Contrôles renforcés avec France Travail
Ce texte, soutenu par la droite sénatoriale et examiné à l’Assemblée nationale en février, vise à renforcer le contrôle des demandeurs d’emploi et des bénéficiaires sociaux. Le gouvernement souhaite pouvoir suspendre des prestations en cas de « suspicion sérieuse de fraude », même avant qu’elle ne soit prouvée définitivement. Selon un rapport du Haut Conseil du financement de la protection sociale, la fraude sociale pourrait atteindre 14 milliards d’euros en 2025. La majorité de cette fraude concernent le travail dissimulé, les professionnels de santé, ou encore les assurés sociaux.
Une volonté de cibler plusieurs types de fraude
Le ministre du Travail, Jean-Pierre Farandou, a exprimé son soutien à ces mesures.
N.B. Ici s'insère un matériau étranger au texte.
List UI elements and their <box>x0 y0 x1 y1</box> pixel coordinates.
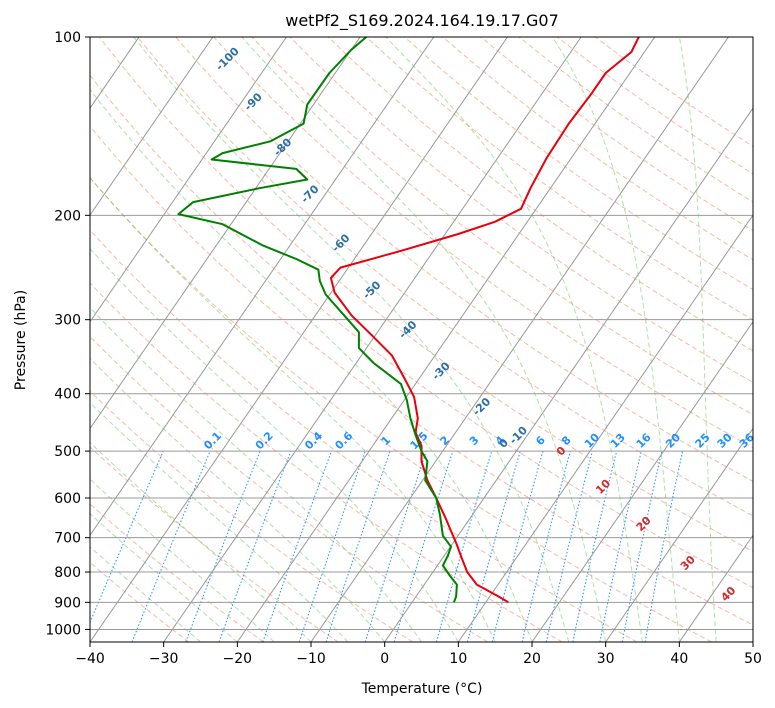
isotherm-grid <box>90 37 753 642</box>
isotherm-line <box>90 37 435 537</box>
temperature-profile-line <box>329 37 640 604</box>
dry-adiabat-line <box>90 446 339 642</box>
mixing-ratio-line <box>298 450 366 642</box>
mixing-ratio-line <box>262 450 332 642</box>
x-tick-label: 50 <box>744 651 762 667</box>
x-tick-label: 40 <box>670 651 688 667</box>
moist-adiabat-line <box>385 37 643 642</box>
x-tick-label: −10 <box>296 651 326 667</box>
profile-series <box>177 37 640 604</box>
x-tick-label: 10 <box>449 651 467 667</box>
mixing-ratio-line <box>435 450 493 642</box>
isotherm-line <box>236 37 656 642</box>
x-tick-label: 20 <box>523 651 541 667</box>
moist-adiabat-line <box>133 37 570 642</box>
moist-adiabat-line <box>552 37 680 642</box>
dry-adiabat-line <box>90 335 488 642</box>
mixing-ratio-line <box>572 450 618 642</box>
dewpoint-profile-line <box>177 37 458 603</box>
y-tick-label: 300 <box>54 313 81 329</box>
moist-adiabats <box>90 37 717 642</box>
mixing-ratio-lines <box>90 450 684 642</box>
y-tick-label: 100 <box>54 30 81 46</box>
isotherm-line <box>90 37 508 642</box>
dry-adiabat-line <box>90 282 563 642</box>
dry-adiabat-line <box>90 125 753 626</box>
y-tick-label: 200 <box>54 208 81 224</box>
isotherm-line <box>90 37 361 430</box>
mixing-ratio-line <box>364 450 427 642</box>
x-axis-ticks: −40 −30 −20 −10 0 10 20 30 40 50 <box>75 642 762 667</box>
mixing-ratio-line <box>621 450 663 642</box>
mixing-ratio-line <box>131 450 211 642</box>
moist-adiabat-line <box>90 478 275 642</box>
moist-adiabat-line <box>90 401 349 642</box>
y-tick-label: 900 <box>54 595 81 611</box>
dry-adiabat-line <box>137 37 753 517</box>
isotherm-line <box>310 37 729 642</box>
isotherm-line <box>163 37 582 642</box>
moist-adiabat-line <box>90 88 533 642</box>
x-tick-label: 30 <box>597 651 615 667</box>
moist-adiabat-line <box>90 307 422 642</box>
moist-adiabat-line <box>90 441 312 642</box>
y-tick-label: 800 <box>54 565 81 581</box>
isobar-grid <box>90 37 753 630</box>
isotherm-line <box>531 320 753 642</box>
mixing-ratio-line <box>467 450 521 642</box>
dry-adiabat-line <box>90 561 190 642</box>
y-axis-title: Pressure (hPa) <box>13 290 29 390</box>
chart-title: wetPf2_S169.2024.164.19.17.G07 <box>285 11 559 31</box>
mixing-ratio-line <box>185 450 261 642</box>
x-tick-label: 0 <box>380 651 389 667</box>
y-tick-label: 600 <box>54 491 81 507</box>
moist-adiabat-line <box>90 357 386 642</box>
dry-adiabat-line <box>404 37 753 291</box>
isotherm-line <box>90 37 287 323</box>
isotherm-line <box>90 37 214 216</box>
x-tick-label: −40 <box>75 651 105 667</box>
dry-adiabat-line <box>366 37 753 321</box>
y-tick-label: 500 <box>54 444 81 460</box>
mixing-ratio-line <box>325 450 391 642</box>
dry-adiabat-line <box>90 177 712 642</box>
moist-adiabat-line <box>90 247 459 642</box>
mixing-ratio-line <box>599 450 642 642</box>
mixing-ratio-line <box>545 450 593 642</box>
y-tick-label: 1000 <box>45 622 81 638</box>
isotherm-line <box>678 534 753 642</box>
isotherm-line <box>605 427 753 642</box>
x-axis-title: Temperature (°C) <box>361 681 483 697</box>
y-tick-label: 400 <box>54 387 81 403</box>
dry-adiabat-line <box>213 37 753 449</box>
moist-adiabat-line <box>241 37 607 642</box>
dry-adiabats <box>90 37 753 642</box>
isotherm-line <box>457 214 753 642</box>
y-tick-label: 700 <box>54 531 81 547</box>
dry-adiabat-line <box>251 37 753 416</box>
y-axis-ticks: 1000 900 800 700 600 500 400 300 200 100 <box>45 30 90 638</box>
dry-adiabat-line <box>90 229 638 642</box>
x-tick-label: −20 <box>223 651 253 667</box>
mixing-ratio-line <box>218 450 292 642</box>
moist-adiabat-line <box>678 37 717 642</box>
plot-frame <box>89 36 754 643</box>
x-tick-label: −30 <box>149 651 179 667</box>
mixing-ratio-line <box>90 450 164 624</box>
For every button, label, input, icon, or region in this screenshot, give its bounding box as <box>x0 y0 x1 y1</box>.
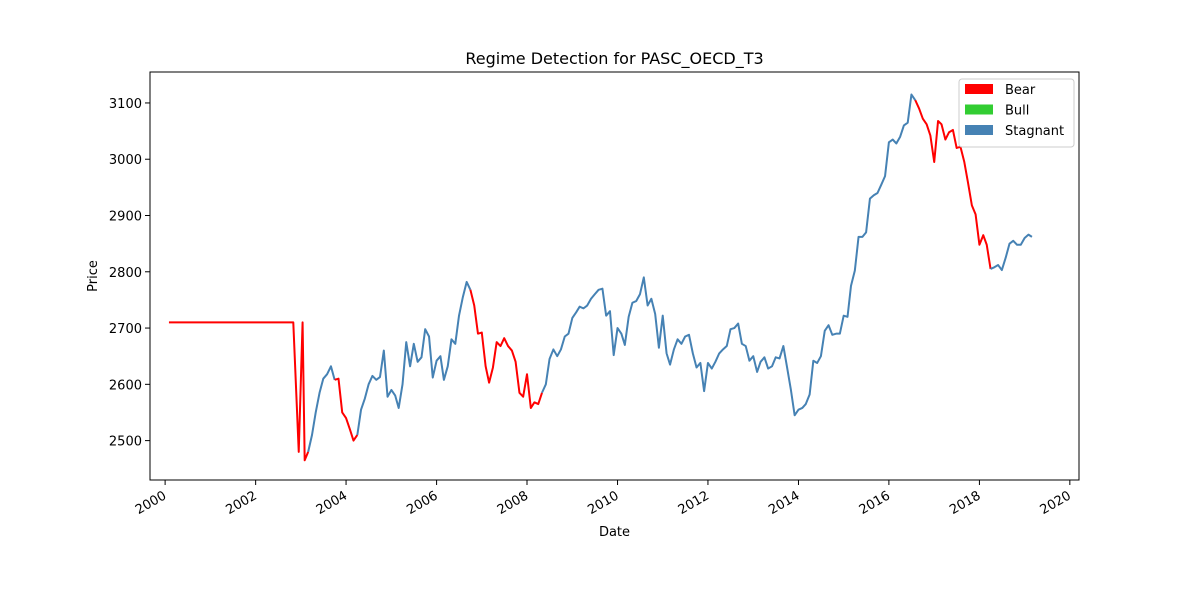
series-line-stagnant-7 <box>990 233 1033 272</box>
y-tick-label: 3100 <box>109 97 142 112</box>
y-tick-label: 2900 <box>109 210 142 225</box>
y-tick-label: 3000 <box>109 153 142 168</box>
plot-area-frame <box>149 71 1080 481</box>
legend: Bear Bull Stagnant <box>958 78 1075 148</box>
legend-label-bear: Bear <box>1005 83 1036 98</box>
series-line-stagnant-5 <box>541 93 917 417</box>
series-line-bear-2 <box>334 377 359 442</box>
series-line-bear-6 <box>914 99 992 270</box>
x-tick-label: 2002 <box>223 488 259 518</box>
y-axis-title: Price <box>86 260 101 292</box>
y-tick-label: 2800 <box>109 266 142 281</box>
y-tick-label: 2500 <box>109 435 142 450</box>
x-tick-label: 2018 <box>947 488 983 518</box>
y-tick-label: 2700 <box>109 322 142 337</box>
x-tick-label: 2004 <box>314 488 350 518</box>
series-line-bear-4 <box>469 289 543 409</box>
y-tick-label: 2600 <box>109 378 142 393</box>
legend-label-stagnant: Stagnant <box>1005 124 1064 139</box>
legend-swatch-stagnant <box>965 125 993 135</box>
x-axis-title: Date <box>599 525 630 540</box>
x-axis: 2000 2002 2004 2006 2008 2010 2012 2014 2016 2018… <box>133 480 1074 518</box>
series-line-bear-0 <box>168 321 310 462</box>
x-tick-label: 2010 <box>585 488 621 518</box>
legend-swatch-bull <box>965 104 993 115</box>
chart-title: Regime Detection for PASC_OECD_T3 <box>465 49 763 69</box>
x-tick-label: 2012 <box>676 488 712 518</box>
x-tick-label: 2008 <box>495 488 531 518</box>
legend-label-bull: Bull <box>1005 104 1029 119</box>
x-tick-label: 2016 <box>857 488 893 518</box>
data-series <box>168 93 1033 462</box>
legend-swatch-bear <box>965 84 993 94</box>
x-tick-label: 2000 <box>133 488 169 518</box>
x-tick-label: 2014 <box>766 488 802 518</box>
x-tick-label: 2006 <box>404 488 440 518</box>
series-line-stagnant-1 <box>307 365 336 453</box>
series-line-stagnant-3 <box>356 280 472 436</box>
y-axis: 2500 2600 2700 2800 2900 3000 3100 <box>109 97 150 450</box>
x-tick-label: 2020 <box>1038 488 1074 518</box>
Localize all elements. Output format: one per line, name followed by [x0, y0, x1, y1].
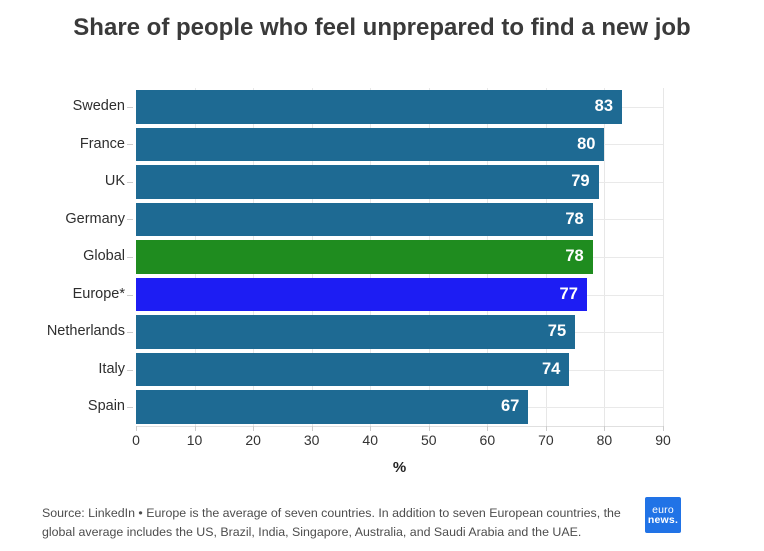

Il a précisé que des allocations chômage ou autres prestations sociales pourraient être suspendues dès qu’une suspicion sérieuse, étayée par des éléments probants, apparaît. Parmi les cibles, figurent notamment ceux qui perçoivent des indemnités chômage tout en résidant durablement à l’étranger. Il souhaite aussi lutter contre le versement de pensions de retraite à des personnes décédées. Pour cela, il prévoit des contrôles réguliers en présentiel dans les consulats, ainsi que le développement de moyens biométriques via le téléphone portable pour identifier les bénéficiaires.
Les nouvelles technologies au service du contrôle
Le projet de loi prévoit que France Travail pourra utiliser des données provenant des relevés téléphoniques pour localiser précisément où vivent les allocataires. Les opérateurs pourraient transmettre des informations telles que le pays de connexion, les antennes utilisées ou l’historique de déplacements, afin d’identifier ceux qui vivraient hors de France tout en déclarant une adresse française. Ces contrôles à distance, en plus de la biométrie sur smartphone et des vérifications consulaires, seront intégrés dans le dispositif.
- Accès aux relevés d’appels pour vérifier le lieu de résidence ;
- Outils biométriques via téléphone pour authentifier les bénéficiaires ;
- Contrôles physiques organisés par les consulats pour les pensions versées à l’étranger.
Il est à noter que le gouvernement ne prévoit pas d’accéder, dans la version présentée aux députés, aux listes des compagnies aériennes, dispositif réservé aujourd’hui à la lutte antiterroriste. Cependant, des spécialistes soulignent que l’exploitation des relevés téléphoniques reste une mesure très intrusive, pouvant donner une vision détaillée de l’activité d’une personne.
Les conséquences pour les bénéficiaires en cas de suspicion
Le principal changement consiste à pouvoir suspendre des droits avant même qu’une fraude ne soit formellement confirmée. La suspension, selon Jean-Pierre Farandou, doit intervenir lorsque l’administration dispose d’« éléments probants ». Elle serait provisoire, le temps de l’enquête. Les cas concernés incluent notamment les demandeurs d’emploi résidant à l’étranger sans déclaration ou ceux dont les versements semblent ne plus profiter au bénéficiaire réel en France.
Le texte prévoit également de lutter contre la fraude aux cotisations des entreprises. « Nous introduisons la notion de flagrance, qui permettra de bloquer instantanément les comptes de la société », explique le ministre. Actuellement, il faut souvent environ quinze jours pour agir, ce qui permet à certaines entreprises de disparaître avec leur trésorerie. Les modalités de décision, les délais d’enquête et les recours pour les personnes concernées restent encore à préciser dans les prochains débats parlementaires et décrets d’application.